Gönül Schara ‘SCORE’s $408,000 Federal NIH Research Grant

September 12, 2020


​The Four-Year Grant Will Provide Opportunities for Students to Conduct Research and Boost the University’s Research Program

Department of Chemistry Assistant Professor Gönül Schara

Stanislaus State Assistant Professor of Chemistry Gönül Schara has received a $408,000 four-year grant from the National Institutes of Health (NIH) that will aid her research of an enzyme’s ability to synthesize high-value drug metabolites and use protein engineering to generate further improvements.

Schara, a biochemist in the College of Science’s Department of Chemistry, received a Support of Competitive Research (SCORE) grant for her proposal, “Characterizing and Engineering Toluene O-Xylene Monooxygenase (ToMO) for the Synthesis of Common Drug Metabolites.” She is the first faculty member from Stan State to receive an NIH SCORE grant.

The NIH SCORE program provides funding to under-resourced institutions with limited Research Project Grant (R01) funding that have a proven track record of training and graduating underrepresented students pursuing degrees in biomedical sciences.

“This grant will strongly contribute to the development of our research program at Stanislaus State,” Schara said. “It will allow our students to gain hands-on research experience and contribute new knowledge to the field.”

Schara hopes that providing undergraduate students with opportunities to conduct research and contribute new knowledge will provide added motivation to pursue long careers in science fields.

Metabolites are the “break-down” products of pharmaceutical drugs when ingested and can impact human health and disease. Scientists study metabolites’ toxicology and pharmacokinetic effects during pre-clinical and clinical studies, a crucial part of developing safe and effective medicines.

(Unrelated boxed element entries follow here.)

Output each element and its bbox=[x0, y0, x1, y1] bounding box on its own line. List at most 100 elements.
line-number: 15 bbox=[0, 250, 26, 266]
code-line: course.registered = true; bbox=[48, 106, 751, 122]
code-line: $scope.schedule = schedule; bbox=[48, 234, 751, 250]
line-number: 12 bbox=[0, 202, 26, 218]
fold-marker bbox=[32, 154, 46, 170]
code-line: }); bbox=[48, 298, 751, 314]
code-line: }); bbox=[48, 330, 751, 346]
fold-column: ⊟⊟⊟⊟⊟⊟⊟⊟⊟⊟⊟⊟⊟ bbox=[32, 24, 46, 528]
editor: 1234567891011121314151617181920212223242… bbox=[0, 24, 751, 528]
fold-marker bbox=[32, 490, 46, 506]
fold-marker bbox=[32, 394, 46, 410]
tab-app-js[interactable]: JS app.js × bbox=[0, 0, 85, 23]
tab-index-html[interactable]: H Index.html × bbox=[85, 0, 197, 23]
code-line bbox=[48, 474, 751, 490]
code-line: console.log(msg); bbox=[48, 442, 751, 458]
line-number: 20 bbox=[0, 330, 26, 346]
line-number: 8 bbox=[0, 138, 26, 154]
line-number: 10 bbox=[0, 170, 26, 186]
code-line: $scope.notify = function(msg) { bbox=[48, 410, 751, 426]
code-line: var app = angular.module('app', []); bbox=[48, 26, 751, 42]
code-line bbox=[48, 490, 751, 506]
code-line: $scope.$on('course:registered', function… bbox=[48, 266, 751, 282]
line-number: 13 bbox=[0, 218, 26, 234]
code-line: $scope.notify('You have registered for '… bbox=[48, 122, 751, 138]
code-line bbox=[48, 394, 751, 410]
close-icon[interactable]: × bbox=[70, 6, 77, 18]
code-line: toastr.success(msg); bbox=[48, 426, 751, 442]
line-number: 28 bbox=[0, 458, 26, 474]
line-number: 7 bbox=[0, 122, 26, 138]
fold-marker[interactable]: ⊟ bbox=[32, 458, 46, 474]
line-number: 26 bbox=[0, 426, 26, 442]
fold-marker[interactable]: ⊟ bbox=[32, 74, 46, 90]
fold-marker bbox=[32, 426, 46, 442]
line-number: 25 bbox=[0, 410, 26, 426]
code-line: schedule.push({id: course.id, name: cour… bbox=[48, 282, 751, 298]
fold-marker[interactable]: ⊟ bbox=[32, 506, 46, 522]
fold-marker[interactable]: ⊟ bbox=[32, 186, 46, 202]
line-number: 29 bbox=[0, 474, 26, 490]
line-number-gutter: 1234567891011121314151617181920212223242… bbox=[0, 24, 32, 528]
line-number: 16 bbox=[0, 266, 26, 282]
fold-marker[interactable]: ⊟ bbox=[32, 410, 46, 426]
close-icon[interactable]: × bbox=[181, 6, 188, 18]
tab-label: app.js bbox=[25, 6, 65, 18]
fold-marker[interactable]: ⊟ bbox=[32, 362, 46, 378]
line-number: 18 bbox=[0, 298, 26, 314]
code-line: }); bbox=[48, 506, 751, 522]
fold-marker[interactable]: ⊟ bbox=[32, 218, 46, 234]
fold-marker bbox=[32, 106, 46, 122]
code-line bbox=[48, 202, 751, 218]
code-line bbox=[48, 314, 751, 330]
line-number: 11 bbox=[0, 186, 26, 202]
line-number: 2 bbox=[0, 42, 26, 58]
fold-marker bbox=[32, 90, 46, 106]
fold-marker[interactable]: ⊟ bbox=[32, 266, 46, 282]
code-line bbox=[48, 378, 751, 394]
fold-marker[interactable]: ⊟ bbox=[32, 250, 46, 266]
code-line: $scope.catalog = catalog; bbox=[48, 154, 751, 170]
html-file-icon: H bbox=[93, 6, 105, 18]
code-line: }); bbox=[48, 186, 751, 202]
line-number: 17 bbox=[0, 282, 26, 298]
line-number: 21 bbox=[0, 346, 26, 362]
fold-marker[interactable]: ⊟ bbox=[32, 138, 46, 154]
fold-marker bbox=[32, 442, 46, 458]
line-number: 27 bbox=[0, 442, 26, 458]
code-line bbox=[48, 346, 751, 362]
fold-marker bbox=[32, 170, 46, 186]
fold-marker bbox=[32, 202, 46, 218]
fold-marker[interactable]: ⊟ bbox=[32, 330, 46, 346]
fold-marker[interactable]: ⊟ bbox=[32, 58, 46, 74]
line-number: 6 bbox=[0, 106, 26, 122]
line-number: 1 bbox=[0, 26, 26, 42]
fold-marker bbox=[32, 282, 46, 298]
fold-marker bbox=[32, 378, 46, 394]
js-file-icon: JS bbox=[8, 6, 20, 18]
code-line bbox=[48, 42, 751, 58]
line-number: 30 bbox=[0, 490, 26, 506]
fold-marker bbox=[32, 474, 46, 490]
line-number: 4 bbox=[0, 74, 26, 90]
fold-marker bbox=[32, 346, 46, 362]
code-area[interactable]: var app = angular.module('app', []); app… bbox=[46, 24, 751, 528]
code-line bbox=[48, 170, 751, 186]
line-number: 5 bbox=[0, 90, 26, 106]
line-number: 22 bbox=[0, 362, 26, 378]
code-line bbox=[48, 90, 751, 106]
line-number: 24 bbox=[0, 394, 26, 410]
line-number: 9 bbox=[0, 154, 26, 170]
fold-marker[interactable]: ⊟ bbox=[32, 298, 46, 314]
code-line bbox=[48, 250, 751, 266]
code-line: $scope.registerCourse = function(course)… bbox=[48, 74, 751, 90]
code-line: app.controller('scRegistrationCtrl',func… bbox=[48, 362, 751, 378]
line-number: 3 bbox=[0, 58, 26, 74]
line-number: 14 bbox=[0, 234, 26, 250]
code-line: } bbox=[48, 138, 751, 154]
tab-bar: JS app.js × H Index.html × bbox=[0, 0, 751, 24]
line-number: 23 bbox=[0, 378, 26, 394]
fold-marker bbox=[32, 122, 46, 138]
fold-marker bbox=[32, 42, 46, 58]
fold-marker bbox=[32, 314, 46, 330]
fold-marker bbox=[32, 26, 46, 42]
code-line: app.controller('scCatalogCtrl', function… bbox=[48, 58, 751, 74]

Researchers need large amounts of metabolites for investigative studies but producing the quantities needed can be problematic and expensive. Schara’s project aims to generate drug metabolites using the native and protein-engineered activities of an oxygenase enzyme.

“Using protein engineering techniques, we’ve previously created several oxygenase variants for green chemistry and bioremediation applications,” Schara said. “My long-term goal is to improve the versatility of this enzyme even further by broadening its potential for drug development and pharmaceutical production.”